Published: 6 October, 2011
by SEBASTIAN TAYLOR
JAZZ, blues and funk are back on the menu at the Floridita supper club on Wardour Street, Soho, complementing the club’s salsa, samba and tango fare – and challenging the Ronnie Scott’s/Pizza Express duopoly in Soho in the process.
The club stands on the site of the legendary Marquee Club that hosted residencies in the late 1960s by the likes of Alexis Korner, Chris Barber, Led Zeppelin, Jimi Hendrix and Pink Floyd and in later years by punk, heavy metal and rock revival groups.
“We opened Floridita seven years ago to showcase bands and acts brought over from Cuba and Latin America for weekly residencies,” says Max Rhodes, general manager of D&D London.

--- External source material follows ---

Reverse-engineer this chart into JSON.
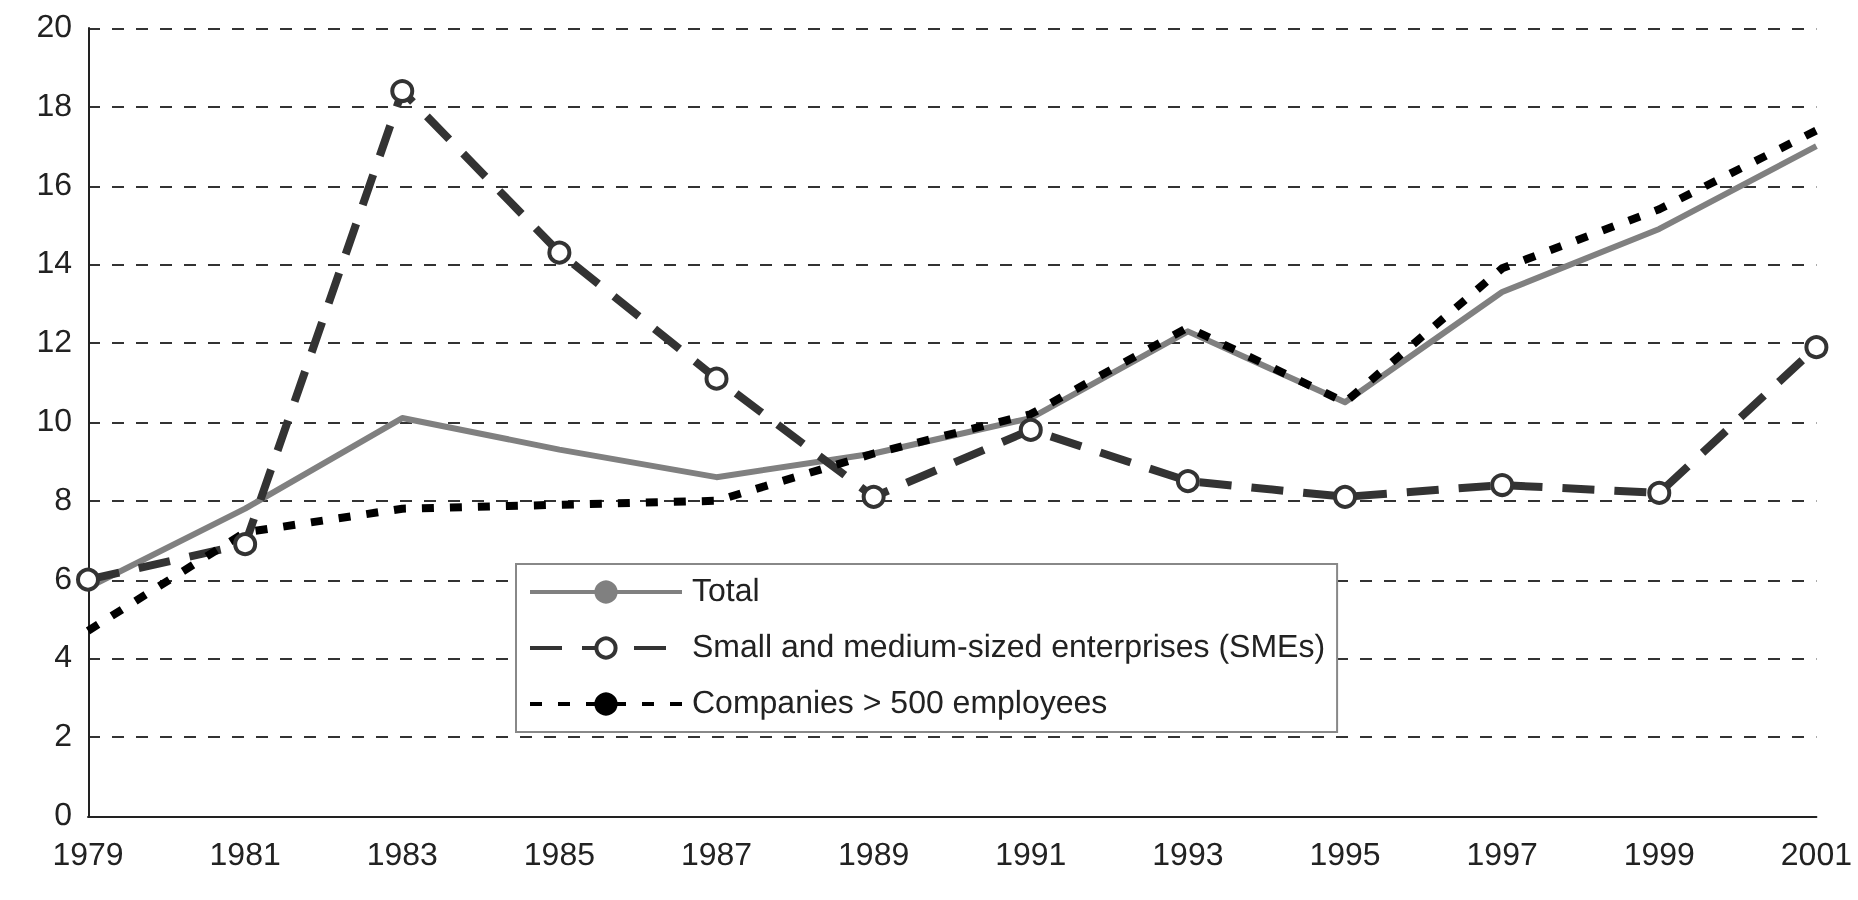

“Now, we want to widen the music appeal, adding jazz, funk and soul, but still keeping Latin American and Cuban.
“Although we’re not seeking to emulate the original Marquee Club, we do think there’s room for more jazz and soul in Soho.”
That surmise could well be right as Floridita is larger, brighter and more classy than its two Soho rivals and has a dance floor area which the others don’t.

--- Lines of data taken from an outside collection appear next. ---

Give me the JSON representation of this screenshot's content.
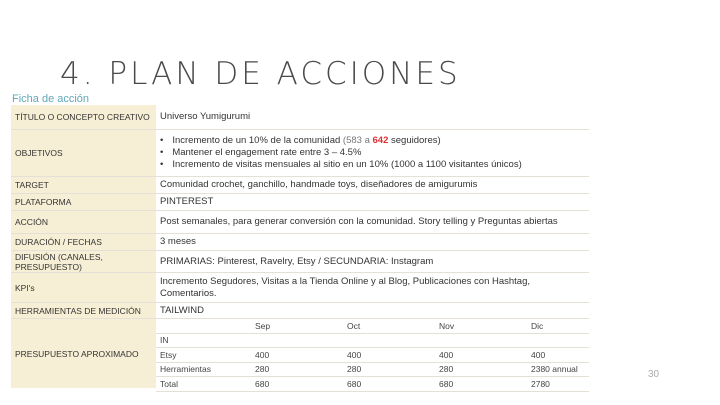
{
  "title": "4. PLAN DE ACCIONES",
  "subtitle": "Ficha de acción",
  "rows": {
    "titulo": {
      "label": "TÍTULO O CONCEPTO CREATIVO",
      "value": "Universo Yumigurumi"
    },
    "objetivos": {
      "label": "OBJETIVOS",
      "items": [
        {
          "a": "Incremento de un 10% de la comunidad ",
          "b": "(583 a ",
          "c": "642",
          "d": " seguidores)"
        },
        {
          "a": "Mantener el engagement rate entre 3 – 4.5%"
        },
        {
          "a": "Incremento de visitas mensuales  al sitio en un 10%  (1000 a 1100 visitantes únicos)"
        }
      ]
    },
    "target": {
      "label": "TARGET",
      "value": "Comunidad crochet, ganchillo, handmade toys, diseñadores de amigurumis"
    },
    "plataforma": {
      "label": "PLATAFORMA",
      "value": "PINTEREST"
    },
    "accion": {
      "label": "ACCIÓN",
      "value": "Post semanales, para generar conversión con la comunidad. Story telling y Preguntas abiertas"
    },
    "duracion": {
      "label": "DURACIÓN / FECHAS",
      "value": "3 meses"
    },
    "difusion": {
      "label": "DIFUSIÓN (CANALES, PRESUPUESTO)",
      "value": "PRIMARIAS: Pinterest, Ravelry, Etsy / SECUNDARIA: Instagram"
    },
    "kpis": {
      "label": "KPI's",
      "value": "Incremento Segudores, Visitas a la Tienda Online y al Blog, Publicaciones con Hashtag, Comentarios."
    },
    "herramientas": {
      "label": "HERRAMIENTAS DE MEDICIÓN",
      "value": "TAILWIND"
    },
    "presupuesto": {
      "label": "PRESUPUESTO APROXIMADO",
      "table": [
        [
          "",
          "Sep",
          "Oct",
          "Nov",
          "Dic"
        ],
        [
          "IN",
          "",
          "",
          "",
          ""
        ],
        [
          "Etsy",
          "400",
          "400",
          "400",
          "400"
        ],
        [
          "Herramientas",
          "280",
          "280",
          "280",
          "2380 annual"
        ],
        [
          "Total",
          "680",
          "680",
          "680",
          "2780"
        ]
      ]
    }
  },
  "page_number": "30"
}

The club’s new music programme got off to a flying start with a high-octane performance by multi Grammy Award-winner, Cuban jazz pianist Chucho Valdes, playing with his high-energy seven-piece band.
Future bookings include smokey-voiced jazz singer Cousin Alice, swing-jump band Blue Harlem and pianist-vocalist Liane Carroll.

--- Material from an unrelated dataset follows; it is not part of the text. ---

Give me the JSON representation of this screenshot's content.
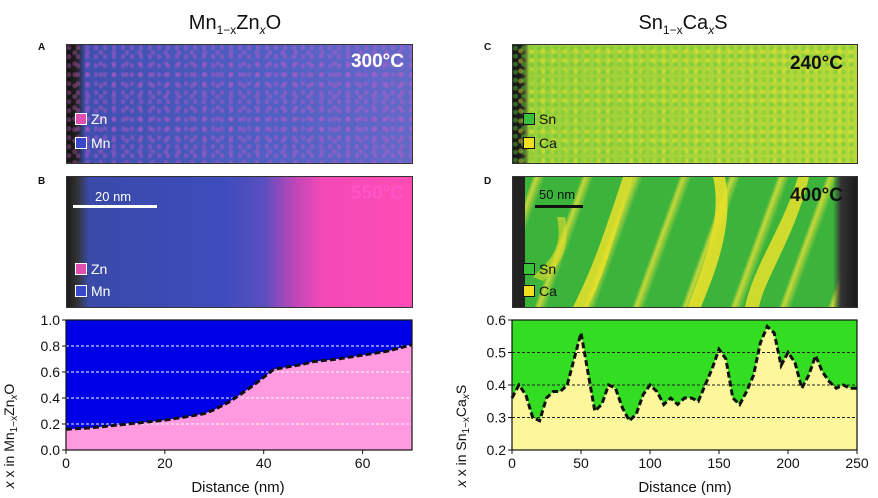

Although the Floridita is named after the historic Havana bar, it doesn’t have much resemblance to the Floridita frequented by Hemmingway and Ezra Pound.
For a start, the Soho venue doesn’t have a life-size bronze statue of Hemmingway – only a photo.
But it does have the same frozen mojitos and daiquiris so enjoyed by Hemmingway and generations of visitors to the Havana bar.